Karakter kepemimpinan kedua, adalah
demokratis atau dalam khasanah Bugis disebut kemerdekaan. Dalam Lontara
Sukku’na Wajo terdapat sebuah petuah yang berbunyi, ”Naiyya ri asengge
maradeka, tellumi pannessai: seuani, tenri lawa’i ri olona. Maduanna, tenri
angka’i ri ada-adanna. Matellunna, ternri atteangngi lao maniang, lao manorang,
lao orai, lao alau, lao ri ase, lao manorang”.
Petuah ini berarti bahwa “yang
dinamakan merdeka, ada tiga hal yang menentukan: pertama, tidak dihalangi
kehendaknya; kedua, tidak dilarang mengeluarkan pendapat; ketiga, tidak
dilarang ke selatan, ke utara, ke barat, ke timur, ke atas, ke bawah”. Benar-benar
sebuah jaminan akan kebebasan masyarakat.
Berbicara tentang Bugis juga selalu
identik dengan Bone. Peradaban Bugis pada masa silam adalah peradaban besar dan
gemilang yang memiliki daya tarik tersendiri bahkan seorang penulis asal
Prancis: Christian Pelras rela menghabiskan 2/3 umurnya hanya untuk meneliti
kebudayaan Bugis dan mengasilkan buku 'The Bugis', yang diperoleh dari hasil
penelitian dan penelusuran dokumen yang berlangsung selama 40 tahun
(1950–1990). Penerbit Ininnawa kemudian diterjemahkan menjadi 'Manusia Bugis'.
Memang fenomenal, seorang manusia Prancis, rela terjun selama puluhan tahun
hanya untuk meneliti kebudayaan orang lain. Sesuatu yang jarang dijumpai di
Indonesia, lebih-lebih di kalangan peneliti lokal sendiri.
Kajao Laliddong adalah salah satu
diplomat di kerajaan Bone. Kedudukannya sebagai duta keliling mengantarkan
namanya ke jenjang lebih tenar, baik kerajaan maupun di kerajaan tetangga.

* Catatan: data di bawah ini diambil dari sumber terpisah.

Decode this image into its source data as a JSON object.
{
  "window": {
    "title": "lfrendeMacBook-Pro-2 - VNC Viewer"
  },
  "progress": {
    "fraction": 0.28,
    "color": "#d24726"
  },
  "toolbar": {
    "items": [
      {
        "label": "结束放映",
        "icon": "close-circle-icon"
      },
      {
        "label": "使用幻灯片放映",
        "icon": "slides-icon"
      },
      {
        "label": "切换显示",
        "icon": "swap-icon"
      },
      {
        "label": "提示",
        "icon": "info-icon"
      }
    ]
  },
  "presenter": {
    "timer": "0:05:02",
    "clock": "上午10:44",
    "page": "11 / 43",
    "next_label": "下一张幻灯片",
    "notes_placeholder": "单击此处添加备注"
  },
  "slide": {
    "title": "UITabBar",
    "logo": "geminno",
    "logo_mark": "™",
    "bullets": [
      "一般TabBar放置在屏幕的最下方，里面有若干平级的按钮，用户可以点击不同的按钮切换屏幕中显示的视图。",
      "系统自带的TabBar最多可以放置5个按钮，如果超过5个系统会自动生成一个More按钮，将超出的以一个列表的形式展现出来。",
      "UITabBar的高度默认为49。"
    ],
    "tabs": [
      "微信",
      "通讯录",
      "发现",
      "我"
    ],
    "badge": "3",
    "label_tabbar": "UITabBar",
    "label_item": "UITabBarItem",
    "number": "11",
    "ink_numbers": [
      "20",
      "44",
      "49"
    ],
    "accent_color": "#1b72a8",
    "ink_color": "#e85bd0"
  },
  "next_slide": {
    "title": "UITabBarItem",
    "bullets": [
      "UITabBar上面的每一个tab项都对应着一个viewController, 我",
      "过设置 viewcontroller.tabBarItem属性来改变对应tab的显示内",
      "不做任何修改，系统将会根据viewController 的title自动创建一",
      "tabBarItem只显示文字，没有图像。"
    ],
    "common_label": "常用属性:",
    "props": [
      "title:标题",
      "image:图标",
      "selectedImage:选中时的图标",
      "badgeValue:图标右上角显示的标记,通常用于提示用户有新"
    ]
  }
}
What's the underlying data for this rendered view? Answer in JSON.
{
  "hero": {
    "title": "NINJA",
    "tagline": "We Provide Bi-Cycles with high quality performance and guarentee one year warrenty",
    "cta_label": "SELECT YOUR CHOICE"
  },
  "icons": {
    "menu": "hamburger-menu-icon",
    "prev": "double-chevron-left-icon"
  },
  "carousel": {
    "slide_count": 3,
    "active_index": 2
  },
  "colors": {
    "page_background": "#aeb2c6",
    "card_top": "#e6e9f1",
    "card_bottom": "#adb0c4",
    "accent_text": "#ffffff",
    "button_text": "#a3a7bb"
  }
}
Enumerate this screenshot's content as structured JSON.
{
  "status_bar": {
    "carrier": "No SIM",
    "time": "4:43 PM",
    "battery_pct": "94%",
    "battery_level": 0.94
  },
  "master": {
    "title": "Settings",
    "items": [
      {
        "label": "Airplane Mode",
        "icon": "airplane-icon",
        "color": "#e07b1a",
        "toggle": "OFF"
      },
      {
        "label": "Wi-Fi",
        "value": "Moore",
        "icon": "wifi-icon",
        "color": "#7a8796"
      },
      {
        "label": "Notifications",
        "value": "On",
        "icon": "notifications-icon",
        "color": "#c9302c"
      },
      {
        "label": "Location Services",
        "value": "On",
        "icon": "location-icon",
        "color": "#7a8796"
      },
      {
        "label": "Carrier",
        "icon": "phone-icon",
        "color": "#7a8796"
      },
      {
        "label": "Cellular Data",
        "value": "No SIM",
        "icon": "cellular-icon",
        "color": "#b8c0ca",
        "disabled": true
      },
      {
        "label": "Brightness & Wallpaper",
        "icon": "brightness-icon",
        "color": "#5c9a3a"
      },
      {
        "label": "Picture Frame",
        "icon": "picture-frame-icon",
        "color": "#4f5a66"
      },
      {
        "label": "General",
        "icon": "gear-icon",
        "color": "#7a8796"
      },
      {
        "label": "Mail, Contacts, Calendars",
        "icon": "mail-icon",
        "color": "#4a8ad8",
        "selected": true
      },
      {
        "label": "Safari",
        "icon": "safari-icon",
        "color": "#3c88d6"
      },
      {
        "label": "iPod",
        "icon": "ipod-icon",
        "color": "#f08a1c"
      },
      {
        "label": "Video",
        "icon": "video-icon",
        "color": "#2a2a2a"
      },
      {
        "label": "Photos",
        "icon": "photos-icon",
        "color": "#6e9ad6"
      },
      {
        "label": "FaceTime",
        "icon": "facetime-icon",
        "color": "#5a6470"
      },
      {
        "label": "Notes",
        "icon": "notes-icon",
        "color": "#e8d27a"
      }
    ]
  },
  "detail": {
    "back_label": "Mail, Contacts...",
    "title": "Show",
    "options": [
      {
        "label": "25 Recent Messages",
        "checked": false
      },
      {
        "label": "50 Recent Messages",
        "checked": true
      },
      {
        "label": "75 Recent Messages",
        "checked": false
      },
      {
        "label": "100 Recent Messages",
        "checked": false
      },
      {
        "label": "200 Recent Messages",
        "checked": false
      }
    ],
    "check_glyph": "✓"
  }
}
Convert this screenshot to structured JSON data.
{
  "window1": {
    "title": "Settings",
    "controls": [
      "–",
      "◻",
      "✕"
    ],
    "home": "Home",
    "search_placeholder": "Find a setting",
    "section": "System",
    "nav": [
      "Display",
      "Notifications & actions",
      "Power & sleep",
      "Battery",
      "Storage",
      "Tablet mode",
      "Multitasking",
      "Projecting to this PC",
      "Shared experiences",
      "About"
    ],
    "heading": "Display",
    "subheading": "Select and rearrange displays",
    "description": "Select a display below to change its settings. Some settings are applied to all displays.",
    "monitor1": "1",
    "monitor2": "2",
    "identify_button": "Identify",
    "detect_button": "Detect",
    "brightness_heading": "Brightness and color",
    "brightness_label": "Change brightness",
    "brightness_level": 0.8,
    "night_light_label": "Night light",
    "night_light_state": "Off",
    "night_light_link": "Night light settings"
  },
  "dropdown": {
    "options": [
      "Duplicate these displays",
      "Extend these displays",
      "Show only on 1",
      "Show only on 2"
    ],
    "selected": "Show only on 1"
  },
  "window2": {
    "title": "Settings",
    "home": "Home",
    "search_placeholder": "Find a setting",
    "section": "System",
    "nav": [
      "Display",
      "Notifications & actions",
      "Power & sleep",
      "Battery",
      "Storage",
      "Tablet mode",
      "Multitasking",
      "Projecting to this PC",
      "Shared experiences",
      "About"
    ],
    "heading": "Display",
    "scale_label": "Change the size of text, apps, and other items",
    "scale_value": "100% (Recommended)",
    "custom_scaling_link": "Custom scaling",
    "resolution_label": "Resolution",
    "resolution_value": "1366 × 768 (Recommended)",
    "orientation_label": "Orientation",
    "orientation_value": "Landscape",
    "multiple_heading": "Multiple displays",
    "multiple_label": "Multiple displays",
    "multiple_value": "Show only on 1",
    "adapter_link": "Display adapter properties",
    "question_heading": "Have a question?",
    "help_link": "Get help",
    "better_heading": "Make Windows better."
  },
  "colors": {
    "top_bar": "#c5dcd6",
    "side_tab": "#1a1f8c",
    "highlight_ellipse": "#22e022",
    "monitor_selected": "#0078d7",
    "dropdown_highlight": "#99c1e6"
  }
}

Zaman Kajao Laliddong adalah zaman kedamaian dan persahabatan yang terjadi
dalam abad ke 16. Masa itu tumbuh kesadaran ingin mempersatukan diri dan
mengurus kesejahteraan rakyat masing-masing kerajaan. Dikenal masa itu dengan
istilah “tana passiajingeng” yaitu sebutan suatu kerajaan kepada kerajaan
tetangga, bahwa kerajaan tetangga itu adalah Negara family atau sahabat,
berarti sudah semacam perjanjian atau kontrak diantara mereka tidak akan saling
menganggu dan musuh dari luar akan dihadapi bersama. Konsep timbulnya
perjanjian-perjanjian persahabatan itu di Sulawesi selatan banyak disponsori
oleh kajao Laliddong.
Lebih lanjut di sebut dalam naskah lontara
tentang pembatasan kekuasaan kekuasaan raja dan kewajiban raja untuk
menghormati dan mentaati hak-hak rakyatnya ditemukan dialok yang menarik antara
negarawan-negarawan Bugis dan Makassar pada zaman dahulu (abad 16). Dialog itu
berkisar pada getting-bicara (kepastian
hukum) tentang kenegaraan yang dianut oleh masing-masing daerah yaitu Kajao
Laliddong dari Bone, Puang Ri Maggalatung dari Wajo, Topacaleppang Tau
Tongengenge dari Soppeng, To Meggu’ Maccae dari Luwu, La Pagala Nene’ Mallomo
dari Sidenreng dan Boto Lempangan dari Gowa. Mereka ini adalah ahli-ahli piker,
cendekiawan dan negarawan pada masanya, dianggap mengadakan pertemuan di
Cenrana (Bone) untuk saling menentukan sistem politil yang dianut oleh
negaranya. Hasil diskusinya juga dianggap sebagai nilai kepemimpinan yang pada masing-masing
daerah.
Pertama kali bertanya Puang ri
Maggalatung kepada Kajao Laliddong tentang kepastian hukum di Bone yang
mengangkat derajat dan kebesaran tanah Bone, serta memakmurkan rakyar Bone.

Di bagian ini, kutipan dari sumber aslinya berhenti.